Arriva in stazione a Cagliari per il decollo con il treno veloce e una solerte capotreno le intima di non salire. Le blocca l'accesso, con il corpo. Il treno è pieno, esclama. Niente posti a sedere, quindi a terra.

La malcapitata studentessa è incredula. Ha fatto il biglietto, con tanto di orario di partenza. Quello era il "suo" treno, prenotato con largo anticipo per arrivare il prima possibile a casa.

Niente da fare. Vietato. Protesta, non demorde. Schiva l'intransigente funzionaria ferroviaria, raggiunge una porta posteriore e sale.

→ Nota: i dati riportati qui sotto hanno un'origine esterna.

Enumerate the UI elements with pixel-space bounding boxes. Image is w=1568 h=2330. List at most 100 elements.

Ovviamente treno stracolmo, solo posti in piedi. La protesta prende la via della carta vergata. 54 righe di protesta vibrata: ho comprato il biglietto per quel treno e non mi volevano far salire. Che razza di regola è questa? Nessuna regola, in effetti. Solo disposizioni da cialtroneria di Stato. Se uno compra un biglietto per quel treno, a quell'ora e per quella tratta, nessuno gli può dire che non sale.

E', semmai, compito di chi gestisce il servizio pubblico non far mancare i posti, prima di tutto, e semmai non vendere i biglietti senza aver verificato il numero dei passeggeri.

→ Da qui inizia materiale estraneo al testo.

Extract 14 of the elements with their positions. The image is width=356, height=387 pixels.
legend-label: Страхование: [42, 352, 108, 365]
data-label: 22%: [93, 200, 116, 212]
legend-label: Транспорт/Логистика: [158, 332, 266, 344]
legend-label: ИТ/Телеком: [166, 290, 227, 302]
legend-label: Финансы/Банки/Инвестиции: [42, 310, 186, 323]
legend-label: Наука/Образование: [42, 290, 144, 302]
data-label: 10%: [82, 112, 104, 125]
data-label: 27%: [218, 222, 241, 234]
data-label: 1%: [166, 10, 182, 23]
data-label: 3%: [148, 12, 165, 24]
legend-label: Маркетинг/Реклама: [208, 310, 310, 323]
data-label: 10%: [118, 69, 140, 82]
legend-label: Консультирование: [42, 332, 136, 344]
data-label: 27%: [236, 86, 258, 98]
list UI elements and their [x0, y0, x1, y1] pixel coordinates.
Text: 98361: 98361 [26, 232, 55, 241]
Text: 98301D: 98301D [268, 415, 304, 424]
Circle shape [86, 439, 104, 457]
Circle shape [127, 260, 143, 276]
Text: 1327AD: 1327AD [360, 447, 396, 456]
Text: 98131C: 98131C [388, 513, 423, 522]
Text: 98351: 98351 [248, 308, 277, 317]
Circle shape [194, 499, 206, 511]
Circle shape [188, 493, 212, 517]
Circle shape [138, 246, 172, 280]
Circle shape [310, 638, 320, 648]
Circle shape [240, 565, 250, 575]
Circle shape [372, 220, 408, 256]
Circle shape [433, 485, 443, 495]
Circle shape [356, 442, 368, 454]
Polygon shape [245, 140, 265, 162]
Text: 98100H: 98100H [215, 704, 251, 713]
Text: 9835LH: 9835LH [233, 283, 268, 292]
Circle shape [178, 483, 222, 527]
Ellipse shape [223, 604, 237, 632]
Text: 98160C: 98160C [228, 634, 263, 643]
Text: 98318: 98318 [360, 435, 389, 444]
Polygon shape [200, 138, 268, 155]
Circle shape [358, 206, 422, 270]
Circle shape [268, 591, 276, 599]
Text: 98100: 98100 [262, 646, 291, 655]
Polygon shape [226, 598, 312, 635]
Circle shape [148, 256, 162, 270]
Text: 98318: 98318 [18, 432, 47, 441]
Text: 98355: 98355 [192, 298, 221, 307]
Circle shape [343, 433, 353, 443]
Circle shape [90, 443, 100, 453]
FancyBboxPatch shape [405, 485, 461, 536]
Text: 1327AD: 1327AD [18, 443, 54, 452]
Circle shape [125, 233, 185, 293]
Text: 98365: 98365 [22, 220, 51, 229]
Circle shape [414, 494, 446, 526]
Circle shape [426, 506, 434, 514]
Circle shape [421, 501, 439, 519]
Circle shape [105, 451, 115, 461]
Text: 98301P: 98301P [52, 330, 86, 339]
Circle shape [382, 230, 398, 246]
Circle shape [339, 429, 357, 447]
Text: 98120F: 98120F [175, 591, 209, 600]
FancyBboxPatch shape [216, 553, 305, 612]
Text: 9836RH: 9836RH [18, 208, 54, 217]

Oppure, i posti numerati in Sardegna non possono esistere? o forse non è più semplice mettere i vagoni necessari, pianificarli e ed evitare mezzi al contagocce?

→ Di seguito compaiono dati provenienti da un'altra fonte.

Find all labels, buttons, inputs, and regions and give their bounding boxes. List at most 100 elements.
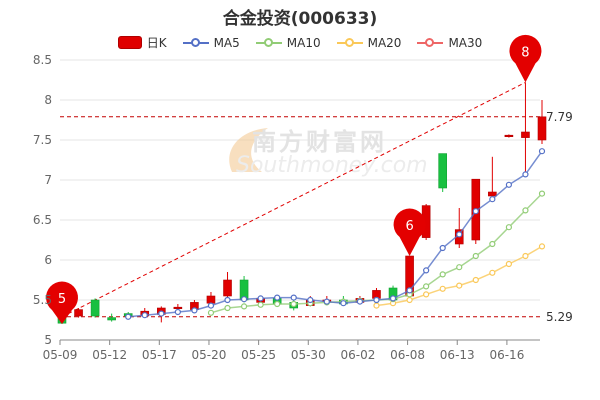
ma20-point [406, 296, 413, 304]
watermark-logo [229, 128, 268, 172]
candle-body [521, 131, 530, 138]
legend-ma10-swatch [255, 36, 282, 50]
ma5-point [141, 312, 148, 319]
high-price-label: 7.79 [546, 110, 573, 124]
chart-title: 合金投资(000633) [222, 9, 378, 29]
ma5-point [538, 148, 546, 155]
ma5-point [125, 313, 132, 320]
x-tick-label: 05-17 [142, 348, 177, 362]
legend-ma20-label: MA20 [367, 35, 402, 50]
legend-kline-swatch [117, 36, 142, 49]
legend-kline-label: 日K [146, 36, 167, 50]
legend-ma5-label: MA5 [213, 35, 240, 50]
y-tick-label: 8.5 [33, 53, 52, 67]
legend-item-ma10[interactable]: MA10 [255, 35, 321, 50]
ma20-point [456, 282, 463, 289]
ma10-point [207, 309, 215, 316]
marker-label: 5 [58, 292, 66, 307]
ma5-point [174, 308, 181, 316]
y-tick-label: 7 [44, 173, 52, 187]
ma20-point [489, 269, 496, 276]
ma5-point [439, 244, 446, 252]
x-tick-label: 05-09 [43, 348, 78, 362]
ma5-point [224, 296, 231, 304]
watermark-en: Southmoney.com [236, 153, 428, 178]
watermark-cn: 南方财富网 [252, 128, 387, 156]
ma10-point [224, 304, 231, 312]
ma5-point [472, 208, 479, 215]
ma5-point [489, 196, 496, 203]
ma5-point [356, 298, 364, 305]
candle [504, 134, 514, 138]
ma5-point [290, 294, 297, 301]
ma5-point [456, 231, 463, 238]
ma5-point [191, 307, 198, 314]
marker-shape [509, 34, 542, 83]
candle-body [488, 191, 497, 197]
legend-item-ma30[interactable]: MA30 [417, 36, 482, 50]
candle [438, 153, 447, 192]
legend-ma10-label: MA10 [286, 35, 321, 50]
x-tick-label: 05-20 [192, 348, 227, 362]
legend-item-ma5[interactable]: MA5 [182, 35, 240, 50]
marker-label: 6 [405, 219, 413, 234]
y-tick-label: 8 [44, 93, 52, 107]
ma10-point [423, 283, 430, 290]
ma20-point [522, 252, 529, 260]
ma5-point [240, 296, 248, 303]
candle [223, 272, 232, 300]
candle [90, 298, 100, 318]
marker-pin: 8 [509, 34, 542, 83]
candle [537, 100, 547, 144]
ma5-point [389, 295, 397, 302]
legend-ma20-swatch [336, 36, 363, 50]
candle-body [223, 279, 232, 297]
x-tick-label: 05-25 [241, 348, 276, 362]
legend-item-ma20[interactable]: MA20 [336, 35, 402, 50]
candle [488, 156, 497, 197]
candle-body [90, 299, 100, 317]
marker-label: 8 [521, 45, 529, 60]
ma20-point [439, 285, 446, 292]
x-tick-label: 06-16 [489, 348, 524, 362]
candle-body [107, 317, 116, 321]
ma10-point [290, 300, 297, 308]
candle [74, 308, 83, 318]
x-tick-label: 06-02 [340, 348, 375, 362]
trend-line [61, 81, 526, 318]
ma10-point [472, 252, 479, 260]
legend-ma30-swatch [417, 36, 444, 50]
ma5-point [373, 296, 380, 304]
ma10-point [505, 224, 512, 231]
candle-body [504, 134, 514, 137]
x-tick-label: 06-08 [390, 348, 425, 362]
ma10-point [257, 301, 264, 308]
ma5-point [307, 296, 314, 304]
candle [521, 82, 530, 174]
ma10-point [439, 271, 446, 278]
y-tick-label: 5.5 [33, 293, 52, 307]
legend-ma30-label: MA30 [448, 35, 483, 50]
ma5-point [340, 300, 347, 307]
x-tick-label: 05-12 [92, 348, 127, 362]
chart-legend: 日K MA5 MA10 MA20 MA30 [0, 34, 600, 51]
ma20-point [373, 302, 380, 309]
ma5-point [158, 310, 165, 317]
y-tick-label: 5 [44, 333, 52, 347]
candle [454, 208, 464, 248]
ma10-point [274, 300, 281, 308]
y-tick-label: 6 [44, 253, 52, 267]
candle-body [537, 116, 547, 141]
ma10-point [538, 190, 546, 197]
legend-item-kline[interactable]: 日K [117, 34, 167, 51]
marker-pin: 6 [393, 208, 426, 256]
ma5-point [257, 295, 264, 302]
candle-body [74, 309, 83, 317]
ma10-point [489, 240, 496, 248]
ma5-point [323, 298, 330, 305]
ma20-point [472, 276, 479, 284]
ma5-point [406, 287, 413, 294]
ma10-point [522, 207, 529, 214]
candle-body [438, 153, 447, 189]
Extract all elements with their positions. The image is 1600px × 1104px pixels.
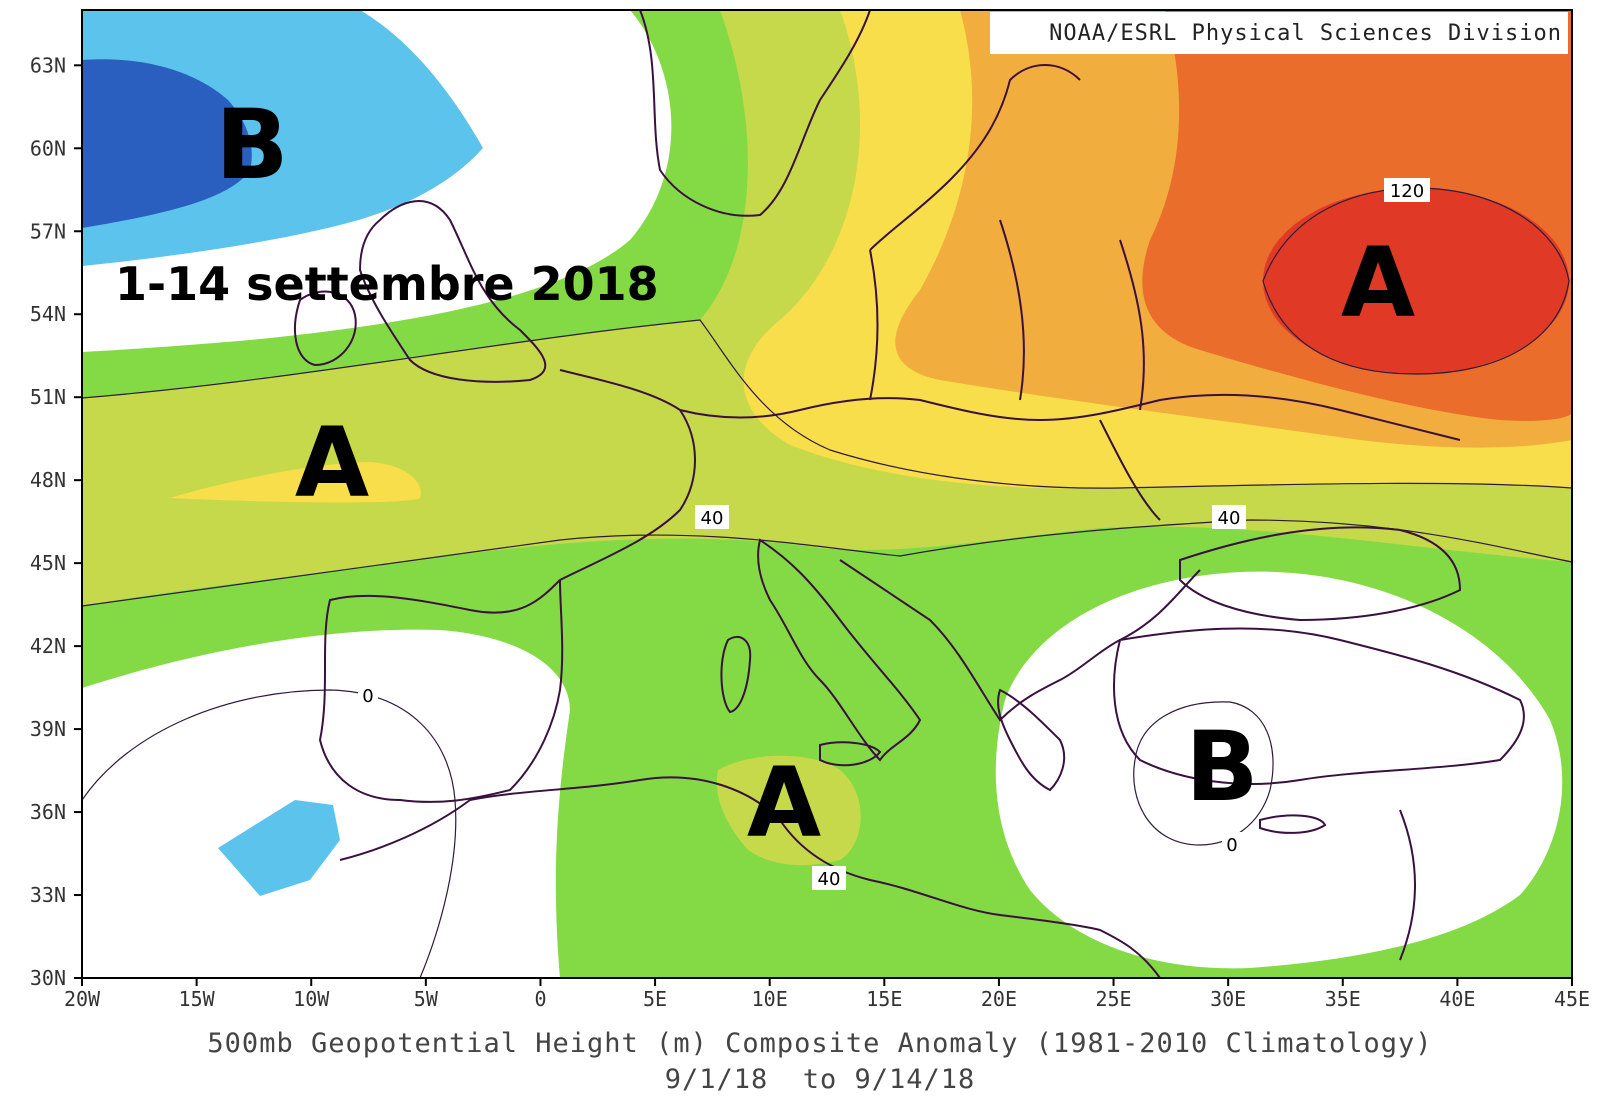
lon-tick-label: 0 xyxy=(534,987,546,1011)
isoline-80 xyxy=(82,319,1572,489)
lon-tick-label: 5E xyxy=(643,987,667,1011)
coast-scandinavia xyxy=(639,10,871,217)
lat-tick-label: 39N xyxy=(30,717,66,741)
field-deepblue-north xyxy=(82,59,252,228)
credit-text: NOAA/ESRL Physical Sciences Division xyxy=(1049,21,1562,46)
label-bg-0-east xyxy=(1222,832,1242,856)
lat-tick-label: 48N xyxy=(30,468,66,492)
anomaly-fields xyxy=(82,10,1572,978)
field-red-core xyxy=(1263,188,1569,374)
lat-tick-label: 60N xyxy=(30,136,66,160)
label-bg-0-west xyxy=(358,683,378,707)
label-bg-40-east xyxy=(1212,505,1246,529)
contour-label-120: 120 xyxy=(1390,181,1424,202)
coast-sardinia xyxy=(720,635,752,714)
coast-black-sea xyxy=(1179,526,1462,622)
lat-axis: 63N 60N 57N 54N 51N 48N 45N 42N 39N 36N 33N 30N xyxy=(30,53,82,990)
field-yellow-biscay xyxy=(170,462,421,503)
coast-british-isles xyxy=(358,200,547,383)
isoline-0-east xyxy=(1133,701,1274,846)
lon-tick-label: 30E xyxy=(1210,987,1246,1011)
lon-axis: 20W 15W 10W 5W 0 5E 10E 15E 20E 25E 30E 35E 40E 45E xyxy=(64,978,1590,1011)
lon-tick-label: 10E xyxy=(752,987,788,1011)
coast-turkey xyxy=(1113,627,1525,785)
border-central-europe xyxy=(679,393,1461,441)
pressure-center-high-east-europe: A xyxy=(1341,227,1415,339)
pressure-center-high-biscay: A xyxy=(295,407,369,519)
plot-frame xyxy=(81,9,1573,979)
isoline-40 xyxy=(82,519,1572,607)
field-olive-tunisia xyxy=(716,755,861,866)
lat-tick-label: 30N xyxy=(30,966,66,990)
coast-north-africa xyxy=(339,776,1161,978)
lon-tick-label: 25E xyxy=(1095,987,1131,1011)
isoline-0-west xyxy=(82,689,457,978)
lon-tick-label: 35E xyxy=(1325,987,1361,1011)
lon-tick-label: 40E xyxy=(1439,987,1475,1011)
field-lightblue-iberia xyxy=(218,800,340,896)
caption-line2: 9/1/18 to 9/14/18 xyxy=(665,1064,976,1095)
field-neutral-iberia xyxy=(82,629,570,978)
label-bg-40-west xyxy=(695,505,729,529)
pressure-center-low-north-atlantic: B xyxy=(215,89,288,201)
coast-sicily xyxy=(819,741,882,767)
contour-label-40-east: 40 xyxy=(1218,508,1241,529)
lat-tick-label: 36N xyxy=(30,800,66,824)
lat-tick-label: 51N xyxy=(30,385,66,409)
lat-tick-label: 57N xyxy=(30,219,66,243)
lat-tick-label: 33N xyxy=(30,883,66,907)
lon-tick-label: 15E xyxy=(866,987,902,1011)
lon-tick-label: 5W xyxy=(414,987,439,1011)
label-bg-120 xyxy=(1384,178,1430,202)
lon-tick-label: 20E xyxy=(981,987,1017,1011)
coast-greece xyxy=(997,688,1066,792)
period-label: 1-14 settembre 2018 xyxy=(115,257,659,311)
lon-tick-label: 10W xyxy=(293,987,330,1011)
caption-line1: 500mb Geopotential Height (m) Composite … xyxy=(207,1028,1432,1059)
lat-tick-label: 63N xyxy=(30,53,66,77)
contour-label-40-west: 40 xyxy=(701,508,724,529)
pressure-center-low-aegean: B xyxy=(1185,711,1258,823)
lat-tick-label: 54N xyxy=(30,302,66,326)
coast-italy xyxy=(757,538,922,762)
pressure-center-high-tunisia: A xyxy=(747,747,821,859)
isoline-120 xyxy=(1262,187,1570,375)
contour-label-40-south: 40 xyxy=(818,869,841,890)
lon-tick-label: 20W xyxy=(64,987,101,1011)
lat-tick-label: 42N xyxy=(30,634,66,658)
border-eastern-europe xyxy=(869,219,1161,521)
coast-ireland xyxy=(294,290,357,367)
lon-tick-label: 15W xyxy=(179,987,216,1011)
contour-label-0-east: 0 xyxy=(1226,835,1237,856)
isolines xyxy=(82,187,1572,978)
geographic-outlines xyxy=(294,10,1525,978)
label-bg-40-south xyxy=(812,866,846,890)
coast-baltic xyxy=(869,64,1081,251)
coast-cyprus-levant xyxy=(1259,809,1416,961)
lon-tick-label: 45E xyxy=(1554,987,1590,1011)
credit-box xyxy=(990,12,1568,54)
lat-tick-label: 45N xyxy=(30,551,66,575)
field-neutral-eastmed xyxy=(995,571,1563,969)
contour-label-0-west: 0 xyxy=(362,686,373,707)
coast-france-iberia xyxy=(318,369,696,803)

Del resto quanto versa la Regione, per la stoltezza di Soru e compagni, allo Stato per quel servizio/ disservizio?

Di certo le ferrovie dello Stato non hanno perso tempo e tutti i treni sardi sono stati impasticciati con volantini plastificati antiusura.

Il treno è omologato per 200 posti a sedere, recita il proclama. Non sono, pertanto, ammessi viaggiatori in piedi. Se non scendete scatta la denuncia per interruzione di un servizio pubblico.

Ora, vorrei dire: ma se io pago un biglietto per quel treno e tu non mi fai salire, chi ha interrotto il pubblico servizio?

Bene, lo farò!

Acquisterò un biglietto, mi faranno scendere perchè il treno sarà pieno e li denuncerò per interruzione di pubblico servizio, per truffa e furto!

Con questo Stato lestofante non serve l'educazione, occorre il martello!

Del resto con un'assessore ai trasporti fantozziano cosa ci si poteva aspettare? Appunto, sberleffi e ceffoni.

Meglio reagire, che subire! Date retta!